There aren't a ton of artists who can boast about winning an Oscar and a Grammy in the same year. One who pulled it off is singer-songwriter Ryan Bingham, who won both in 2010 for "The Weary Kind," a song he co-wrote with T Bone Burnett for the 2009 Jeff Bridges film Crazy Heart.
Recorded with his then-band, The Dead Horses, the song and awards came at a time when Bingham was one of Lost Highway Records' stable of rising young artists that included Ryan Adams, Hayes Carll and Mary Gauthier. Fast forward five years, and the Dead Horses are no more, Lost Highway has been absorbed into the Universal Music Group monolith, and Bingham is riding high on Fear and Saturday Night, the second album he's released on Axster Bingham Records, an imprint he founded with wife/manager Anna Axster.

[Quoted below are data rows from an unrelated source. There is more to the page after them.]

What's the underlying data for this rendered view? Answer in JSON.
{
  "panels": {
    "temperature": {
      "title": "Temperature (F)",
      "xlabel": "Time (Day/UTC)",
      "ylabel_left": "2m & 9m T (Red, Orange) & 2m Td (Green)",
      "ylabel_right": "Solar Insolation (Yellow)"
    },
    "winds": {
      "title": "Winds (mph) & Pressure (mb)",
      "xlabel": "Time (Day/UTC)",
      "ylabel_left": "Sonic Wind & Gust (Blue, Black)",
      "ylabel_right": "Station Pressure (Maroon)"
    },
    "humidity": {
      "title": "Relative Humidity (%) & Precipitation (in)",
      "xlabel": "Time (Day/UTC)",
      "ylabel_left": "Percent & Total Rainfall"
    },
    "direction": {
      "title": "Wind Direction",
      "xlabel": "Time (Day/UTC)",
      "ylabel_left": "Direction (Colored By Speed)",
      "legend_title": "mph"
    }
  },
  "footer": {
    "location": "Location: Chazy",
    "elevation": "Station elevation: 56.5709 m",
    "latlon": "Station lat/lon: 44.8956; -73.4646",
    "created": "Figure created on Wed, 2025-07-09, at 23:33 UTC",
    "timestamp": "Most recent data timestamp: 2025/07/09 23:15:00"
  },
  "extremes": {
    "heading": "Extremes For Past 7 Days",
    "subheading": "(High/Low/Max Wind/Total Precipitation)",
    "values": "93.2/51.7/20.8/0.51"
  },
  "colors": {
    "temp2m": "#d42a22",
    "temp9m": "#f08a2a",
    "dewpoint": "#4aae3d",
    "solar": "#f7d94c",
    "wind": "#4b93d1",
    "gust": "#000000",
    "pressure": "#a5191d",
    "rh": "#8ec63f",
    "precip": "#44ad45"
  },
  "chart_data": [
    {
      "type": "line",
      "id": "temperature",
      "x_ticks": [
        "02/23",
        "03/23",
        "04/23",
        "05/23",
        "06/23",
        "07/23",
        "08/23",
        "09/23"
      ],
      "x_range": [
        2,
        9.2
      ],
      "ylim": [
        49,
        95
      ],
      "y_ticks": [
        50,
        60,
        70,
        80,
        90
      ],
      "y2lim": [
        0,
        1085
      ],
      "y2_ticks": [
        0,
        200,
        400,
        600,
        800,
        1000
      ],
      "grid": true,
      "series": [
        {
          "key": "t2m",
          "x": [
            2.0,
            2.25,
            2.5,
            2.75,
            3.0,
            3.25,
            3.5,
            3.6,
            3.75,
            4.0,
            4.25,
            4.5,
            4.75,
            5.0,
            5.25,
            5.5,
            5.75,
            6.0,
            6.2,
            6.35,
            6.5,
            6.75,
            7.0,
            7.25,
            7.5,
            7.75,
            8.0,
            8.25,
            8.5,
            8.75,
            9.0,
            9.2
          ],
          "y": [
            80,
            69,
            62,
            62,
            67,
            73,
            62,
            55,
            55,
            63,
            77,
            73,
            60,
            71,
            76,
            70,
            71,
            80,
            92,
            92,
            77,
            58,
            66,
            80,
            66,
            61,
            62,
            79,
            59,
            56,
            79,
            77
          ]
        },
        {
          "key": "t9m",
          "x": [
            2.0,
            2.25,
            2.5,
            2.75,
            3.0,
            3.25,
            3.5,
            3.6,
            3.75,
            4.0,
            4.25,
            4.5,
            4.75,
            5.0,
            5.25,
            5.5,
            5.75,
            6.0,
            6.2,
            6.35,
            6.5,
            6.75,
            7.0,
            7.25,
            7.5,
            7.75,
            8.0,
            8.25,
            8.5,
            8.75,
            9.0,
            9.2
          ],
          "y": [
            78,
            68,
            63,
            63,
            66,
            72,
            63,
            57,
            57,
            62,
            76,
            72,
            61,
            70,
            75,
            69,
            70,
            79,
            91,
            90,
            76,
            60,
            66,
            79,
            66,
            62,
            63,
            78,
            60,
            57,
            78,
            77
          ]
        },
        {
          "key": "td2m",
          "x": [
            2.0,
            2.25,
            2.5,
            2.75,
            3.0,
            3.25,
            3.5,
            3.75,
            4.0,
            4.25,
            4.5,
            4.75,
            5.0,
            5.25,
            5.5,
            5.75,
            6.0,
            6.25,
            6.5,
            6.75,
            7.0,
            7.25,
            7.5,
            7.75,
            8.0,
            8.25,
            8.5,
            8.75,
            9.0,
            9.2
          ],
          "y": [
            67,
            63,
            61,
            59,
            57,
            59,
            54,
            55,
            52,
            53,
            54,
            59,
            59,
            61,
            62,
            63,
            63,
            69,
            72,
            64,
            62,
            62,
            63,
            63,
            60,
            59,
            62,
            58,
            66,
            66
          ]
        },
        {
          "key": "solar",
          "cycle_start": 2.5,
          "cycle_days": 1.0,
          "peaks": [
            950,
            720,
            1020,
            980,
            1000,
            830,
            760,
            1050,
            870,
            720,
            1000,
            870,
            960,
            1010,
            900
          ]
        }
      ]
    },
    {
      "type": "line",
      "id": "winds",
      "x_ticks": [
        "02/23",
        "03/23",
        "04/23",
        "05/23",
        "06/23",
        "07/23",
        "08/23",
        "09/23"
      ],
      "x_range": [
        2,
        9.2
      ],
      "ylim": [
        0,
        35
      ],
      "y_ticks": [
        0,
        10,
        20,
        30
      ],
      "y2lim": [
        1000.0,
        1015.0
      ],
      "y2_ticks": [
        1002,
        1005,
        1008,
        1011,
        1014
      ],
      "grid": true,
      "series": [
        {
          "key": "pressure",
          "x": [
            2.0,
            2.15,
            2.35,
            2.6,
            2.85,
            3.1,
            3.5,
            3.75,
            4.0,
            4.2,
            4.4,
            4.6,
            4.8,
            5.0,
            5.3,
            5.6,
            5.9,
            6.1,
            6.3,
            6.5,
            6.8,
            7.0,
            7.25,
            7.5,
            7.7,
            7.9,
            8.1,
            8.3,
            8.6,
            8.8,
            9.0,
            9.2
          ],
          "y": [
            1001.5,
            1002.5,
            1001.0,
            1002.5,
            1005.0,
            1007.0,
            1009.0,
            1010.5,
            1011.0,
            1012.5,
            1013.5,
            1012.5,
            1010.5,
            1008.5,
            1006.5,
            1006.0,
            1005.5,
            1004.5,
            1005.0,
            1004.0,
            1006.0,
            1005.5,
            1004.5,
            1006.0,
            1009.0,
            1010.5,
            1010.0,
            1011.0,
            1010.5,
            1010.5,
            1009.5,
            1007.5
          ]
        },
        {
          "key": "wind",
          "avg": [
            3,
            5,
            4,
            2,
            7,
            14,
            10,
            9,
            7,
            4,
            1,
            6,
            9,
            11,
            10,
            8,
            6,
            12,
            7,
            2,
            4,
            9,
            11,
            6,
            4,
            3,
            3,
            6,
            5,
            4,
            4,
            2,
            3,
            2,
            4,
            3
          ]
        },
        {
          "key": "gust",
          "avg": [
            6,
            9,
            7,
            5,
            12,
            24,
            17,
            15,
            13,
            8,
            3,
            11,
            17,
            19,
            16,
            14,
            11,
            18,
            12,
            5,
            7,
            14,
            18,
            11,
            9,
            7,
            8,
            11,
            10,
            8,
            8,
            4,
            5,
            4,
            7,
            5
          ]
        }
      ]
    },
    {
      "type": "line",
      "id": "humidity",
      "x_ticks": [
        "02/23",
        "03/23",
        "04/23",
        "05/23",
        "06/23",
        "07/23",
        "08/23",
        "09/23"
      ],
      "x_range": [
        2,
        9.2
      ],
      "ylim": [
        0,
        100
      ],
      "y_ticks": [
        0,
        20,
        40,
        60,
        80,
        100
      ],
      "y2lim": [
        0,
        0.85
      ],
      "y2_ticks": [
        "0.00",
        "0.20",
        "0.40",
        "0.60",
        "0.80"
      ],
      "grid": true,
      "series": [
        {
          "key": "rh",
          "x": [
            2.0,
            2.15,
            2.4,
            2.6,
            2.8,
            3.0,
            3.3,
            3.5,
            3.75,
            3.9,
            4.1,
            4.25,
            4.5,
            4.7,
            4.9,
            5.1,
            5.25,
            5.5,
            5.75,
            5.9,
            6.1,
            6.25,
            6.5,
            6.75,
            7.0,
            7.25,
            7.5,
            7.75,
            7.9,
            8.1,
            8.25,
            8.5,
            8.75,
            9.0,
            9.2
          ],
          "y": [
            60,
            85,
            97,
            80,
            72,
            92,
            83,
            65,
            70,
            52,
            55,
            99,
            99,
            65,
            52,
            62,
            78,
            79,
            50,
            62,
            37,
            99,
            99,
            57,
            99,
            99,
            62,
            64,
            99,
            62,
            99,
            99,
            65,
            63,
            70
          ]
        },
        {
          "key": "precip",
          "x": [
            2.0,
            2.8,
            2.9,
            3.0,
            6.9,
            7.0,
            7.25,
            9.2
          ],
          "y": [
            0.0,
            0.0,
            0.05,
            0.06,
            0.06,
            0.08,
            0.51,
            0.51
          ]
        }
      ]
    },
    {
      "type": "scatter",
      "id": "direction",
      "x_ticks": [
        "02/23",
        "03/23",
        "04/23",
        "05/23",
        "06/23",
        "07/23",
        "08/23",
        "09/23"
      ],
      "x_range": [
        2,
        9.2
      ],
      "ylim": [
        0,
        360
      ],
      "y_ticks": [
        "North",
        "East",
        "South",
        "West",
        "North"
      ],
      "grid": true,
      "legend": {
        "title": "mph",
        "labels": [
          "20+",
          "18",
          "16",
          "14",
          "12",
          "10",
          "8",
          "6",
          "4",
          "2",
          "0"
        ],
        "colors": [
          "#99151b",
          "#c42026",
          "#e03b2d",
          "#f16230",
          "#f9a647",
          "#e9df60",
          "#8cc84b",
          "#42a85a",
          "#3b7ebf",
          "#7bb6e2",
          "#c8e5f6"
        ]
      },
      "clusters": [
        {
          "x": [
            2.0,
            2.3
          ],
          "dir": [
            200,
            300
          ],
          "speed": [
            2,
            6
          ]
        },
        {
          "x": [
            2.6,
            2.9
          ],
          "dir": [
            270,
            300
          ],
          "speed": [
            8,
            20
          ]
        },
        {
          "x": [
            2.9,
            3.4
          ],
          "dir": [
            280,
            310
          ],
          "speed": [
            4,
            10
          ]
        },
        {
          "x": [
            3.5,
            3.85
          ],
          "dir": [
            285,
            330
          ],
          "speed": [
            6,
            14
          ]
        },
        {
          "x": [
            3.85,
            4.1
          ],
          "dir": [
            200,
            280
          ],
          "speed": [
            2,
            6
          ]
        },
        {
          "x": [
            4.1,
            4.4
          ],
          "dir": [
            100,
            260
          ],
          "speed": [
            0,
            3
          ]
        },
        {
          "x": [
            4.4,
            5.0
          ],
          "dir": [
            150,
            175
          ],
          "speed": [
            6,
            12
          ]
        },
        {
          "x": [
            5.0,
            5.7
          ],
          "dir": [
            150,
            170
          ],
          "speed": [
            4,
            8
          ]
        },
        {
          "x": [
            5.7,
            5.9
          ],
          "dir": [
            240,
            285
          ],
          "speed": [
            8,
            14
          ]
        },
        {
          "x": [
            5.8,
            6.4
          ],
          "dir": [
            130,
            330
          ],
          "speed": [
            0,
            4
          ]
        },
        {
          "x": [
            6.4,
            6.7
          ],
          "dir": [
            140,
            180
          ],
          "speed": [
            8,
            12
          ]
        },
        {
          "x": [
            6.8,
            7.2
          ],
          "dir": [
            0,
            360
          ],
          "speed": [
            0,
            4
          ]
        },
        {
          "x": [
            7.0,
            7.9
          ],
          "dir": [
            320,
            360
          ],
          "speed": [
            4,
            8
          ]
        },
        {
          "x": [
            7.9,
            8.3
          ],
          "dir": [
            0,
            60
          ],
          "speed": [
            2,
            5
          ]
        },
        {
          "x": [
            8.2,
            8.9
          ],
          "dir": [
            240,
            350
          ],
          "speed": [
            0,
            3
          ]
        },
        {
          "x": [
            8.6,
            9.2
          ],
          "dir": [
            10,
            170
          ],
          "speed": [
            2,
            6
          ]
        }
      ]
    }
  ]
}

And while the Crazy Heart success was nice, the New Mexico native looks at it as yet another chapter in a life that started out with his being a rodeo competitor who had nary a thought about pursing a music career.
"It was a very surreal moment, and it all happened really fast," he says of the unexpected awards. "It was something that came out of left field, and it felt like it kind of changed a lot of people around me more than it changed me."
While 2012's Tomorrowland was Bingham's first album following his departure from Lost Highway, Fear and Saturday Night is a project he feels is more fully realized. Back during the time when Tomorrowland was being recorded, his band was self-imploding, his father had committed suicide, and he was attempting to forge ahead with his own label.
"I was burned out and was ready for a change," Bingham says. "I'm proud of 'Tomorrowland' and feel like it was a record that I needed to make. But at the same time I really wasn't that prepared and kind of whipped it out because I had to make one contractually. I wish I would have had an opportunity to take some more time with it."
With some more downtime going into the recording of Fear and Saturday Night, Bingham went off the grid and retired to an old Airstream trailer located north of where he and his wife live in Topanga, near the Santa Monica Mountains. Once situated up a dirt road on a remote spread accessible only by four-wheel drive, the 30-something found a creative ground zero that allowed him to write a dozen songs with little more than a kitchen, bathroom, and an ice chest full of food. A stack of books and a guitar served as his creative creature comforts.
The resulting lyrics drew upon personal experiences ranging from his father's suicide and mother's death from alcoholism, to starting a new life with his wife. The dozen richly descriptive songs are perfectly matched to his well-worn vocal style.
"With that stuff always lingering in the background, it was not the most fun part of my life," say Bingham. "But the recent couple of years has been really great. I've got a great relationship with my wife, and we're starting a family, and we've got our own place out in California. It kind of feels like, in some ways, things are beginning for me."